Sunday, June 22, 2008

Security Challanges in Nepal

Incident No 1

An unidentified group Sunday detonated a bomb at the newly constructed building of Malangawa municipility in Sarlahi district.

The explosion slightly damaged the ground floor of the building and broke five shutters.

Acting chief of the municipality Raj Kapur Mahato informed that none of the municipality staffers, who were working on the upper floor of the building, was injured.

He said that an underground armed outfit Terai Army had threatened the municipality demanding a ransom of Rs 5,00,000.

The group are suspected to have carried out the explosion.

Incident No 2

In what appears to be the first such case of collective revolt by junior security personnel against their high level officers in Nepal, the junior personnel of Shamshergunj battalion of Armed Police Force (APF), in Banke district, have taken hold of the battalion assaulting and repelling the officers.
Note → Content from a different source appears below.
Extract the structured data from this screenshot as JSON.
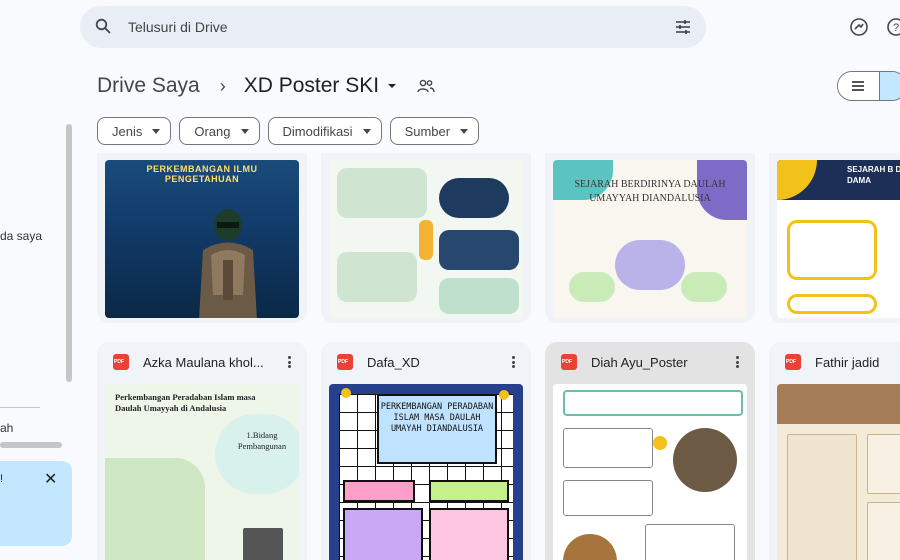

Claiming that they were provided with 'sub-standard rations' and meted out 'unbecoming behavior' by senior officers, the 'revolting' personnel physically assaulted the chief of the battalion Superintendent of Police Hari Shankar Budhathoki – who has now been brought to Kathmandu for treatment.

The 'revolting' personnel have locked up the battalion and refused entry to other officials, media as well as human rights people since the 'revolt' broke out late in the evening on Saturday.

Incident No 3

Unidentified assailants murdered a school principal after abducting him in Dhanusha district Sunday.

Bindeshwor Mahato, principal of Rastriya Secondary School in Hariharpur VDC was abducted two days ago along with one other man Kapaleshwor Saha before being shot dead.
However, Saha had managed to escape from the clutches of the abductors.
What can a Nepali make out of these incidents going on in Nepal?

Saturday, June 21, 2008

Nepal arrests Tibetan leaders

Nepalese authorities arrested three Tibetan leaders and charged them with anti-China activities, leading to protest from a pro-Tibet group based in Washington.

Police said the three Tibetans - Kelsang Chung, director of the Tibetan Refugee Reception Centre in Kathmandu, Ngawang Sangmo and Tashi Dolma, senior officials of the regional Tibetan Women's Association - were taken in on Thursday on charges of "anti-China activities".

Their arrests came amid street protests on Thursday, which saw hundreds of Tibetan exiles, including nuns and monks, shouting anti-China slogans and scuffling with police in Kathmandu before being hauled into waiting trucks and taken to detention centres.

Nearly 600 protesters were detained on Thursday for trying to storm a visa office of the Chinese embassy but it was not clear if they had been charged.

Police officer Sarbendra Khana said on Friday the three Tibetan leaders were detained under Nepal's Public Security Act and could be held in custody for 90 days. Nepali authorities have not said what prompted their arrests.

Washington-based International Campaign for Tibet (ICT) criticised the government for the leaders' arrest, and said the three Tibetans should be released immediately. "These arrests are deeply disturbing at a time of transition to a new government in Nepal, when Tibetans already vulnerable in Nepal, are very nervous about Chinese government influence and presence in Kathmandu," Mary Beth Markey, a vice-president of the Washington-based said in a statement.
"We call for the immediate release of these three prominent Tibetans," the group said on Friday.

Nepal is presently going through a political transition, with former Maoist rebels, who scored a surprise victory in the April elections for a constituent assembly, expected to form a new government soon. The impoverished Himlayan state considers Tibet part of China, a key aid donor, and does not allow anti-China protests by Tibetans who fled their homeland after the failed 1959 uprising against Chinese rule.

Beijing wants Kathmandu to do more to stop the protests and Nepali authorities have recently toughened their position against refugees living in Nepal.

More than 20,000 Tibetans have been living in the Himalayan nation after a failed uprising in Tibet against Chinese rule in 1959. Kathmandu allows the exiled Tibetans to live in Nepal, but they are prohibited from organising political activities against its influential neighbour.

Thousands of Tibetans have been detained and later freed in recent months in Nepal for protesting against the Chinese crackdown on protests in Tibet in mid-March.